If I had to guess, I’d say that President Barack Obama already knows which way the wind will blow over Alberta’s oil sands bitumen.


Image provided by Wikimedia user “Tasty Cakes”

Jan Lee

Jan Lee is a former news editor and award-winning editorial writer whose non-fiction and fiction have been published in the U.S., Canada, Mexico, the U.K. and Australia. Her articles and posts can be found on TriplePundit, JustMeans, and her blog, The Multicultural Jew, as well as other publications. She currently splits her residence between the city of Vancouver, British Columbia and the rural farmlands of Idaho.

2 responses

  1. The scientific consensus is that; “it is real and happening a could lead to a climate crisis” but in 28 years they have NEVER said anything beyond “could be” a crisis and have NEVER said it WILL happen eventually, like they say comet hits are. So why are believers of climate change crisis saying it WILL happen when science has never said or agreed it will happen?
    With a “maybe” scientific consensus deniers are able to perpetuate this costly debate to save the planet so why don’t both believes and deniers demand that science give us a real warning for a real crisis otherwise CO2 mitigation is impossible?
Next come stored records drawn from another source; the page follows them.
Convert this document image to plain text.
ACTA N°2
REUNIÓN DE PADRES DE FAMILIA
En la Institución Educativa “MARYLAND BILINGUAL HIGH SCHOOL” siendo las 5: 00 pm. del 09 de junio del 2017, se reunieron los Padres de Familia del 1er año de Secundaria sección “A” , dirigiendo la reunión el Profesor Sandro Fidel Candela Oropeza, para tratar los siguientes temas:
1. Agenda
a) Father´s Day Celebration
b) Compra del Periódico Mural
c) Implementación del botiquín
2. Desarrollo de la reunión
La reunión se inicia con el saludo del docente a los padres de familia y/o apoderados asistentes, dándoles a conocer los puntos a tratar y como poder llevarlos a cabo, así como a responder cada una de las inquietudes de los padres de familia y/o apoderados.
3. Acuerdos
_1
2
    1. Thanks for your comment.
      I think the best way to answer your question is to say that after Super Sandy (an anomaly, (or unusual occurrence of normal weather patterns for that area), Katrina (an anomaly), the increasing deaths from increasing heat waves in the midwest, east, south and southwest (all of which are considered odd anomalies), increasing droughts and ice caps melting, that climate change is real.
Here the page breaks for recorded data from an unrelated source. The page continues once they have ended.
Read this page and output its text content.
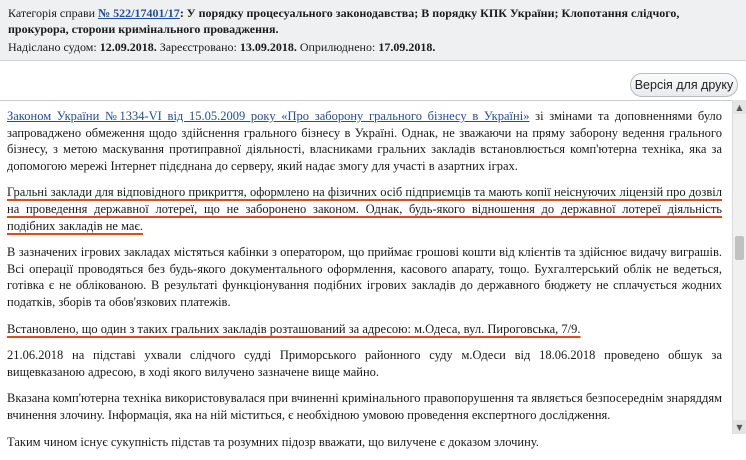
Категорія справи № 522/17401/17: У порядку процесуального законодавства; В порядку КПК України; Клопотання слідчого, прокурора, сторони кримінального провадження.
Надіслано судом: 12.09.2018. Зареєстровано: 13.09.2018. Оприлюднено: 17.09.2018.
Версія для друку

Законом України №1334-VI від 15.05.2009 року «Про заборону грального бізнесу в Україні» зі змінами та доповненнями було запроваджено обмеження щодо здійснення грального бізнесу в Україні. Однак, не зважаючи на пряму заборону ведення грального бізнесу, з метою маскування протиправної діяльності, власниками гральних закладів встановлюється комп'ютерна техніка, яка за допомогою мережі Інтернет підєднана до серверу, який надає змогу для участі в азартних іграх.

Гральні заклади для відповідного прикриття, оформлено на фізичних осіб підприємців та мають копії неіснуючих ліцензій про дозвіл на проведення державної лотереї, що не заборонено законом. Однак, будь-якого відношення до державної лотереї діяльність подібних закладів не має.

В зазначених ігрових закладах містяться кабінки з оператором, що приймає грошові кошти від клієнтів та здійснює видачу виграшів. Всі операції проводяться без будь-якого документального оформлення, касового апарату, тощо. Бухгалтерський облік не ведеться, готівка є не облікованою. В результаті функціонування подібних ігрових закладів до державного бюджету не сплачується жодних податків, зборів та обов'язкових платежів.

Встановлено, що один з таких гральних закладів розташований за адресою: м.Одеса, вул. Пироговська, 7/9.

21.06.2018 на підставі ухвали слідчого судді Приморського районного суду м.Одеси від 18.06.2018 проведено обшук за вищевказаною адресою, в ході якого вилучено зазначене вище майно.

Вказана комп'ютерна техніка використовувалася при вчиненні кримінального правопорушення та являється безпосереднім знаряддям вчинення злочину. Інформація, яка на ній міститься, є необхідною умовою проведення експертного дослідження.

Таким чином існує сукупність підстав та розумних підозр вважати, що вилучене є доказом злочину.

▲
▼
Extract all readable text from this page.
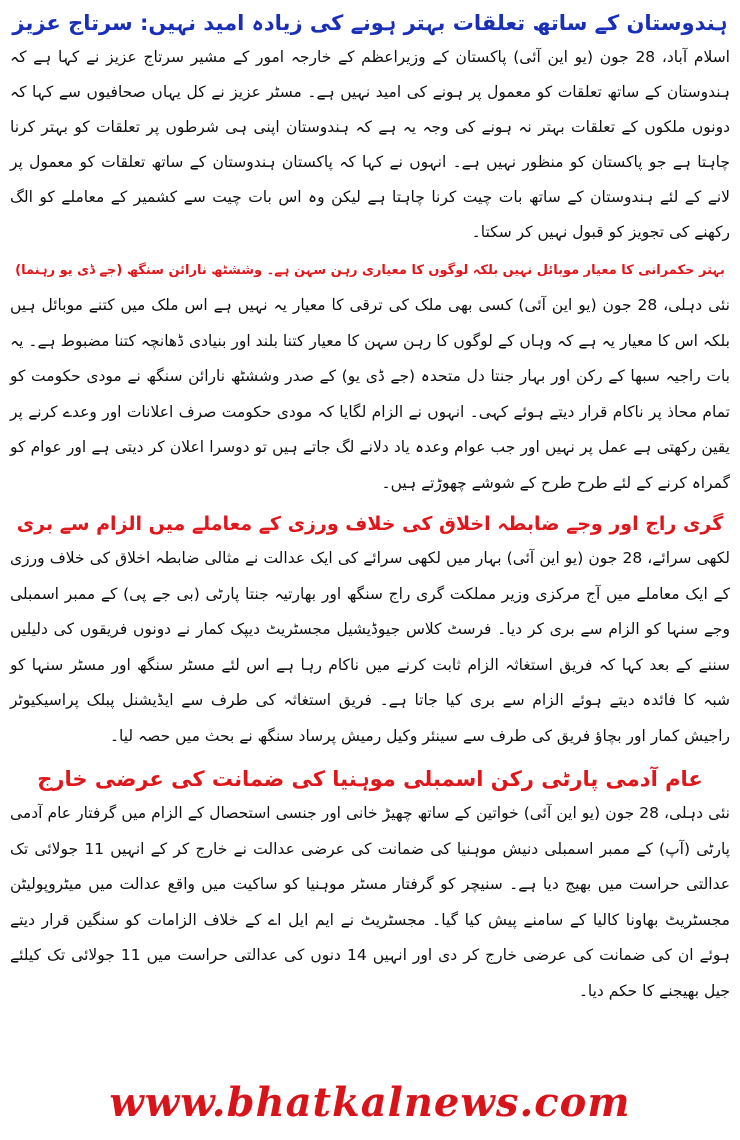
ہندوستان کے ساتھ تعلقات بہتر ہونے کی زیادہ امید نہیں: سرتاج عزیز

اسلام آباد، 28 جون (یو این آئی) پاکستان کے وزیراعظم کے خارجہ امور کے مشیر سرتاج عزیز نے کہا ہے کہ ہندوستان کے ساتھ تعلقات کو معمول پر ہونے کی امید نہیں ہے۔ مسٹر عزیز نے کل یہاں صحافیوں سے کہا کہ دونوں ملکوں کے تعلقات بہتر نہ ہونے کی وجہ یہ ہے کہ ہندوستان اپنی ہی شرطوں پر تعلقات کو بہتر کرنا چاہتا ہے جو پاکستان کو منظور نہیں ہے۔ انہوں نے کہا کہ پاکستان ہندوستان کے ساتھ تعلقات کو معمول پر لانے کے لئے ہندوستان کے ساتھ بات چیت کرنا چاہتا ہے لیکن وہ اس بات چیت سے کشمیر کے معاملے کو الگ رکھنے کی تجویز کو قبول نہیں کر سکتا۔

بہتر حکمرانی کا معیار موبائل نہیں بلکہ لوگوں کا معیاری رہن سہن ہے۔ وششٹھ نارائن سنگھ (جے ڈی یو رہنما)

نئی دہلی، 28 جون (یو این آئی) کسی بھی ملک کی ترقی کا معیار یہ نہیں ہے اس ملک میں کتنے موبائل ہیں بلکہ اس کا معیار یہ ہے کہ وہاں کے لوگوں کا رہن سہن کا معیار کتنا بلند اور بنیادی ڈھانچہ کتنا مضبوط ہے۔ یہ بات راجیہ سبھا کے رکن اور بہار جنتا دل متحدہ (جے ڈی یو) کے صدر وششٹھ نارائن سنگھ نے مودی حکومت کو تمام محاذ پر ناکام قرار دیتے ہوئے کہی۔ انہوں نے الزام لگایا کہ مودی حکومت صرف اعلانات اور وعدے کرنے پر یقین رکھتی ہے عمل پر نہیں اور جب عوام وعدہ یاد دلانے لگ جاتے ہیں تو دوسرا اعلان کر دیتی ہے اور عوام کو گمراہ کرنے کے لئے طرح طرح کے شوشے چھوڑتے ہیں۔

گری راج اور وجے ضابطہ اخلاق کی خلاف ورزی کے معاملے میں الزام سے بری

لکھی سرائے، 28 جون (یو این آئی) بہار میں لکھی سرائے کی ایک عدالت نے مثالی ضابطہ اخلاق کی خلاف ورزی کے ایک معاملے میں آج مرکزی وزیر مملکت گری راج سنگھ اور بھارتیہ جنتا پارٹی (بی جے پی) کے ممبر اسمبلی وجے سنہا کو الزام سے بری کر دیا۔ فرسٹ کلاس جیوڈیشیل مجسٹریٹ دیپک کمار نے دونوں فریقوں کی دلیلیں سننے کے بعد کہا کہ فریق استغاثہ الزام ثابت کرنے میں ناکام رہا ہے اس لئے مسٹر سنگھ اور مسٹر سنہا کو شبہ کا فائدہ دیتے ہوئے الزام سے بری کیا جاتا ہے۔ فریق استغاثہ کی طرف سے ایڈیشنل پبلک پراسیکیوٹر راجیش کمار اور بچاؤ فریق کی طرف سے سینئر وکیل رمیش پرساد سنگھ نے بحث میں حصہ لیا۔

عام آدمی پارٹی رکن اسمبلی موہنیا کی ضمانت کی عرضی خارج

نئی دہلی، 28 جون (یو این آئی) خواتین کے ساتھ چھیڑ خانی اور جنسی استحصال کے الزام میں گرفتار عام آدمی پارٹی (آپ) کے ممبر اسمبلی دنیش موہنیا کی ضمانت کی عرضی عدالت نے خارج کر کے انہیں 11 جولائی تک عدالتی حراست میں بھیج دیا ہے۔ سنیچر کو گرفتار مسٹر موہنیا کو ساکیت میں واقع عدالت میں میٹروپولیٹن مجسٹریٹ بھاونا کالیا کے سامنے پیش کیا گیا۔ مجسٹریٹ نے ایم ایل اے کے خلاف الزامات کو سنگین قرار دیتے ہوئے ان کی ضمانت کی عرضی خارج کر دی اور انہیں 14 دنوں کی عدالتی حراست میں 11 جولائی تک کیلئے جیل بھیجنے کا حکم دیا۔

www.bhatkalnews.com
      As to the science of it and experts’ unwillingness to go beyond the “could be” stage, I liken it to when I read vitamin bottles and other things that people have been taking for 30 years, but is still stamped with the fact that the FDA hasn’t “proven” that they work. Whether the government confirms that it exists isn’t always as strong as what we experience or know.

      Hopefully, sometime soon, science (and the government) will catch up with global warming and tell us that it really does exist. Until then, I think the current weather patterns are enough proof for many. Hope that helps – thanks again for the excellent question!